Saturday, August 28, 2021

The Last Mona Lisa by Jonathan Santlofer

Sourcebooks Landmark, 400 pages, $16.99


Florence, Italy, is one of my favorite places. Its history, its poetry, its politics, its drama, its beauty! Florence has cried out to other authors to place their books in its heart. Santlofer also heard the cry. It takes his protagonist, Luke Perrone, an American artist and art history teacher, a while to succumb to Florence’s spell, because he has other things to do. He has come to Florence to find out more about his great-grandfather, a man who stole the Mona Lisa about a hundred years ago.


Italian Vincenzo Peruggia has settled in Paris with the love of his life, Simone, who is expecting their child. It is 1911 and Vincenzo is poor. Simone, also an artist, cannot work. Vincenzo has obtained an ill-paying position at the Louvre. One of his last tasks before he steals the Mona Lisa is to build a sneeze-box for it. I saw the modern version of that sneeze-box a few years ago in the Louvre, and it was a sad and sorry thing. We must protect our treasures from the people who would admire but also touch, deface, and diminish them.* (Stonehenge, too, has recently been imprisoned for its own protection.) 


Why did Vincenzo steal the Mona Lisa? Luke wants to know and that is why he is in Florence. Sidestepping a couple of dead bodies, he tracks down the journal belonging to his great-grandfather and begins the process of translating it. While in a small library working on his research, he meets the friendly Alex(andra) Greene. She is interested — far too interested — in his research. Luke no doubt thinks it’s his allure and suave intellectual mastery of Renaissance art history. Somewhere in there, Luke realizes he is being stalked by at least one shadowy figure. That figure turns out to be a rogue Interpol agent who wants to learn if there is an art theft ring and has decided Luke may be his best lead. The agent proves to be right: Luke may be a poor innocent, but he is a lightening rod for intrigue. Luke doesn’t even cotton to yet another shadowy figure who may be following him or one of the other people he has met in his investigation. Whatever, there are more dead bodies.


There were so many elements in Santlofer’s story I enjoyed: the setting (of course), touches reminiscent of the “Da Vinci Code” (but no true puzzles), a heist, a desperate Interpol agent, a ruthless henchman. But in the end, it didn’t quite gel for me. Luke was pretty pathetic and at times I questioned whether he really knew anything about art.**


Luke falls in love at first sight. Seriously, at first sight, because he doesn’t really get to talk to or know Alex before he is smitten. Alex takes a little longer, but not much. This sounds more like a book from the 1950s or 60s. The romance is fraught, tedious, and bereft of any intelligence.

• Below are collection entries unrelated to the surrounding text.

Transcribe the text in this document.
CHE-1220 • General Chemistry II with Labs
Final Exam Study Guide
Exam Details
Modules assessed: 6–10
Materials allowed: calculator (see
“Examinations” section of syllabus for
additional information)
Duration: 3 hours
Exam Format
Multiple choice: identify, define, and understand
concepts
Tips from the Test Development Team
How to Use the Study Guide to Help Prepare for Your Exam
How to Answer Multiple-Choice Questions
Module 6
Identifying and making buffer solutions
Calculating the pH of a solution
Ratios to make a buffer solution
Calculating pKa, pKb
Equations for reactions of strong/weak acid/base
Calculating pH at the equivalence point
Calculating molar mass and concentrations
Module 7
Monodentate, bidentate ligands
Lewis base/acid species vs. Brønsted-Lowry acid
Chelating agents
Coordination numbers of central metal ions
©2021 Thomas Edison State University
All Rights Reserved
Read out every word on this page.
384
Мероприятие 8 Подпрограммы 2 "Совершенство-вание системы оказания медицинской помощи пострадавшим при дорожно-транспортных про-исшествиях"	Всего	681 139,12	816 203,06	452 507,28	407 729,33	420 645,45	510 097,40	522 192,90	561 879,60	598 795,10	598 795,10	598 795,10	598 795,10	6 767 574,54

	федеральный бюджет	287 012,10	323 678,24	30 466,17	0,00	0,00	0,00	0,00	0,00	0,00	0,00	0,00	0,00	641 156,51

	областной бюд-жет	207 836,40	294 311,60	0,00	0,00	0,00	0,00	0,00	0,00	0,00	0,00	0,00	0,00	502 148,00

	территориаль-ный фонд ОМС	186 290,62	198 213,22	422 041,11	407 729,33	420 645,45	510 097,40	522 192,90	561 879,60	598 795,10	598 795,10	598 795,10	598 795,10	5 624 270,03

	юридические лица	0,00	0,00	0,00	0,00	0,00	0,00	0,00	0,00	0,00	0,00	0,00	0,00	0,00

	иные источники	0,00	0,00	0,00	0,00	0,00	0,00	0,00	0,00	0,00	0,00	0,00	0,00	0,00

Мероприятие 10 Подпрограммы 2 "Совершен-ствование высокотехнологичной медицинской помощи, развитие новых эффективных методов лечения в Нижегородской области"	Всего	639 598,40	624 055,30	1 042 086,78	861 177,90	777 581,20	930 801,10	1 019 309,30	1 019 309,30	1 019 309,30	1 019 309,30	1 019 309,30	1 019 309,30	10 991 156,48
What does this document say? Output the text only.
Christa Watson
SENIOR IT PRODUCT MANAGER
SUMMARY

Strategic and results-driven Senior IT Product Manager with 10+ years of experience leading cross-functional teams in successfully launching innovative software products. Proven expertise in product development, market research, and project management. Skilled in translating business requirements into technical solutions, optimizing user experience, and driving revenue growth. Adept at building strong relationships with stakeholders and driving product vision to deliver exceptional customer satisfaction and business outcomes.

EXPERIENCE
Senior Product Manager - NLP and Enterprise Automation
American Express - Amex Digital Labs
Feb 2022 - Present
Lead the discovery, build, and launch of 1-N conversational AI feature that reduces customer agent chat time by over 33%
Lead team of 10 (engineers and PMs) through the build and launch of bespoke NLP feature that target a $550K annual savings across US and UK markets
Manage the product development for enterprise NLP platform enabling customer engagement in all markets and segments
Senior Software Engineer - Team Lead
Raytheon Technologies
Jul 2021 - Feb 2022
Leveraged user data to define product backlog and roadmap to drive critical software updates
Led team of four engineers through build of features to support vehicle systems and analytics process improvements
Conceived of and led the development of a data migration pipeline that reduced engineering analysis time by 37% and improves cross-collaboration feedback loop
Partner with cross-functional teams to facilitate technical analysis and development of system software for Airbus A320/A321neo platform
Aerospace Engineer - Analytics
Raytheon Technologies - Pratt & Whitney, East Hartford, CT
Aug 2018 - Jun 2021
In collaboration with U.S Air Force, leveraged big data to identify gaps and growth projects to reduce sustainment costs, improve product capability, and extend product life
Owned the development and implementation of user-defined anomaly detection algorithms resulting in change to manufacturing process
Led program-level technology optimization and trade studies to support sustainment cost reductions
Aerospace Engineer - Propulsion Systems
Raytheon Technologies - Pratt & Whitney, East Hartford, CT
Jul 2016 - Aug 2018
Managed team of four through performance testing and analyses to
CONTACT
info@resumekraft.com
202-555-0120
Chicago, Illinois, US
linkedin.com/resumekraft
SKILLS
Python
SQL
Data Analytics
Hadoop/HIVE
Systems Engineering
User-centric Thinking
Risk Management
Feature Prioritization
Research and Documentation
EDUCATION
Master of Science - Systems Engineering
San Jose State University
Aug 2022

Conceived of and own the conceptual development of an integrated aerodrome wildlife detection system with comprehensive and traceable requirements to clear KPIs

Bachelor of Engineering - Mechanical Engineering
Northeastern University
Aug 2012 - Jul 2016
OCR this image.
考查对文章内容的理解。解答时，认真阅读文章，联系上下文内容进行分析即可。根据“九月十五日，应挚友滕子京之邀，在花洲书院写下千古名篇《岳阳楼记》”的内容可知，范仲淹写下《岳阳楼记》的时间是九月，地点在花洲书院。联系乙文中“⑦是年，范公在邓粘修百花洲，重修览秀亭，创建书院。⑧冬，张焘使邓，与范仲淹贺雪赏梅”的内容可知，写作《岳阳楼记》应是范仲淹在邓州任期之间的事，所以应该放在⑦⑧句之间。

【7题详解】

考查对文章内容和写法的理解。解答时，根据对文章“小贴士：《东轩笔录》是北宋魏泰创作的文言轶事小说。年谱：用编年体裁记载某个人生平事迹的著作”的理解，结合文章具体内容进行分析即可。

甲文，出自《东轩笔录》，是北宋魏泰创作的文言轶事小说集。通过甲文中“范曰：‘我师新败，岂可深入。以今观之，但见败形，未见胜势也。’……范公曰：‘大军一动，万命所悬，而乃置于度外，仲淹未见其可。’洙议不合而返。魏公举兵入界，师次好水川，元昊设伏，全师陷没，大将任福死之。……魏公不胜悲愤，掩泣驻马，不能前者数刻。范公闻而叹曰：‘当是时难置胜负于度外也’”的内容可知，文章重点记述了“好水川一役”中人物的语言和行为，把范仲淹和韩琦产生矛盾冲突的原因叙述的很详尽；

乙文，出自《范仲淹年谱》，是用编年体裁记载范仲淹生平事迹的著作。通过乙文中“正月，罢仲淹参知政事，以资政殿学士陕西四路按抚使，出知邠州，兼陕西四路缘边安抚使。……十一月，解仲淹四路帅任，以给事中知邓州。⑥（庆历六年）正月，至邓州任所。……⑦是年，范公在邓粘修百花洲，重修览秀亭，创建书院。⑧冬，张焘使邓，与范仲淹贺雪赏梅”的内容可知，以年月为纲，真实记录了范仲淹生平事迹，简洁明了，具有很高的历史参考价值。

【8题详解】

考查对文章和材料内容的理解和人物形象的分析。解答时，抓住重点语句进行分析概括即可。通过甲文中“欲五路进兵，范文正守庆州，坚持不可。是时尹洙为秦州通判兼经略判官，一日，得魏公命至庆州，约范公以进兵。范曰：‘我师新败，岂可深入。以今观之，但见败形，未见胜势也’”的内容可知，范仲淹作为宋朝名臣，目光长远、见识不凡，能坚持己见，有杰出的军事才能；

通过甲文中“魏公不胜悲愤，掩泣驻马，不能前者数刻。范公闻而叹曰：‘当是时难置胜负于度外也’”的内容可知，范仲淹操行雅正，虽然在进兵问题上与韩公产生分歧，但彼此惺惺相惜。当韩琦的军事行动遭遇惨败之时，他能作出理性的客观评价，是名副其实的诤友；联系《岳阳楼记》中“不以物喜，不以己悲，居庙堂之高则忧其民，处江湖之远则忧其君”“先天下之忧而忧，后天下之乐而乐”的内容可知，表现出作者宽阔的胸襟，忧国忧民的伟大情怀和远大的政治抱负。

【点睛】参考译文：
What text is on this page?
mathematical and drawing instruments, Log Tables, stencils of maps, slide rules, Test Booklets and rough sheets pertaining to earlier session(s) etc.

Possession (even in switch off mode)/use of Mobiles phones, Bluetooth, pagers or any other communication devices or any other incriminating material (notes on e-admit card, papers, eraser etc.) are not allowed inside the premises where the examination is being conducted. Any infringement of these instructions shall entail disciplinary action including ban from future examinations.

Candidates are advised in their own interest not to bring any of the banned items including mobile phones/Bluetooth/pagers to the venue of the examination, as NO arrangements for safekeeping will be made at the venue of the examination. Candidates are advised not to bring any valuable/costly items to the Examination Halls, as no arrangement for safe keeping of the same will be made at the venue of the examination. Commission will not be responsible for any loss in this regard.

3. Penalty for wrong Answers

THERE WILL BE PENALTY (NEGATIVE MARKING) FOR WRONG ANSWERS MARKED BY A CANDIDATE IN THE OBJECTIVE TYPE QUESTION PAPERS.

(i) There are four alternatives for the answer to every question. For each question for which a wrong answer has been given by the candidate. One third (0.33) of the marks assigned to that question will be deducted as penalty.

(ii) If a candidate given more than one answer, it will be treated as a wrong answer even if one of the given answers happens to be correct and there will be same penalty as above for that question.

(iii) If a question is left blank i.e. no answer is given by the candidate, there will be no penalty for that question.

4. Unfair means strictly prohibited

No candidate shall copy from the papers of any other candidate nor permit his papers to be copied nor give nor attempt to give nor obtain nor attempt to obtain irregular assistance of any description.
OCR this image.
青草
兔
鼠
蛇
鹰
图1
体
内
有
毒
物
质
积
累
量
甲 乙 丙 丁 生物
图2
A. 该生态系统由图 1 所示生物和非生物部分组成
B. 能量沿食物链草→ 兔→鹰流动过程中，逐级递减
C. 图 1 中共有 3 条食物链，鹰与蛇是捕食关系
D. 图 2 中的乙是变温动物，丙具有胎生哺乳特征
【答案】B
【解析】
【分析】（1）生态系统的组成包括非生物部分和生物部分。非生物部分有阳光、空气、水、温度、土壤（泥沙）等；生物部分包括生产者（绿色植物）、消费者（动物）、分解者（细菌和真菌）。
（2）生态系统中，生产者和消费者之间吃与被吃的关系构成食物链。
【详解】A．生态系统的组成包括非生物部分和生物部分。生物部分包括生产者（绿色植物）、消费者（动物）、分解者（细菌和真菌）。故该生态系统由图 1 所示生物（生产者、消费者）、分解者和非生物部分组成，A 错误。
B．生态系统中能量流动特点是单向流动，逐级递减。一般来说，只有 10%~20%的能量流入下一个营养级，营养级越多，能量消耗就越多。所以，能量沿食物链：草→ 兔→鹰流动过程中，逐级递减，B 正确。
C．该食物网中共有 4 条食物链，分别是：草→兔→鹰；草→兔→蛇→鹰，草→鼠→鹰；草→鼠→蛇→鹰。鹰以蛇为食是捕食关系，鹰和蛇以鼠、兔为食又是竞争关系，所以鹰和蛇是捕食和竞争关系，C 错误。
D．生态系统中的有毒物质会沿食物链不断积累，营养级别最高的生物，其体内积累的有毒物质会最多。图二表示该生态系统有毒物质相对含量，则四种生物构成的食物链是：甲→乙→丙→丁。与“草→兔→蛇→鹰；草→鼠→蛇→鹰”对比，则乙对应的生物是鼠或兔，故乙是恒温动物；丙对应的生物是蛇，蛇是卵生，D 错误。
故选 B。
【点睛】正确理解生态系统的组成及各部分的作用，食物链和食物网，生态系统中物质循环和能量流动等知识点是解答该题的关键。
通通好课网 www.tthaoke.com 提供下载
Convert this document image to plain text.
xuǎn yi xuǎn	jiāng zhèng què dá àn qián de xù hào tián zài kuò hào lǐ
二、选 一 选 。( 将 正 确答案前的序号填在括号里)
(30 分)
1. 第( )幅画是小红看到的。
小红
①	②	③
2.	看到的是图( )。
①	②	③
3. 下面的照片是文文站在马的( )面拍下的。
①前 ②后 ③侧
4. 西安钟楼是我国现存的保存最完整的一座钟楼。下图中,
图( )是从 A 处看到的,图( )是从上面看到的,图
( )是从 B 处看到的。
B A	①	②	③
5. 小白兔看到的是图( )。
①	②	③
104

I did love the heist, though. I mentally wept at the operatic story of Vincenzo Peruggia. Now there's a love story! Curses, you vile and venal rich people who don’t believe in sharing! 


“The Last Mona Lisa” was worth the read for the description (eventually) of Florence and its art and the heist. 




*That’s why we can’t have nice things.


**At one point, a police artist is doing a rendering using Luke’s description. “That’s him. How did you do that?” Luke asks. Um. He’s an artist. You’re an artist. Did you really need to ask that?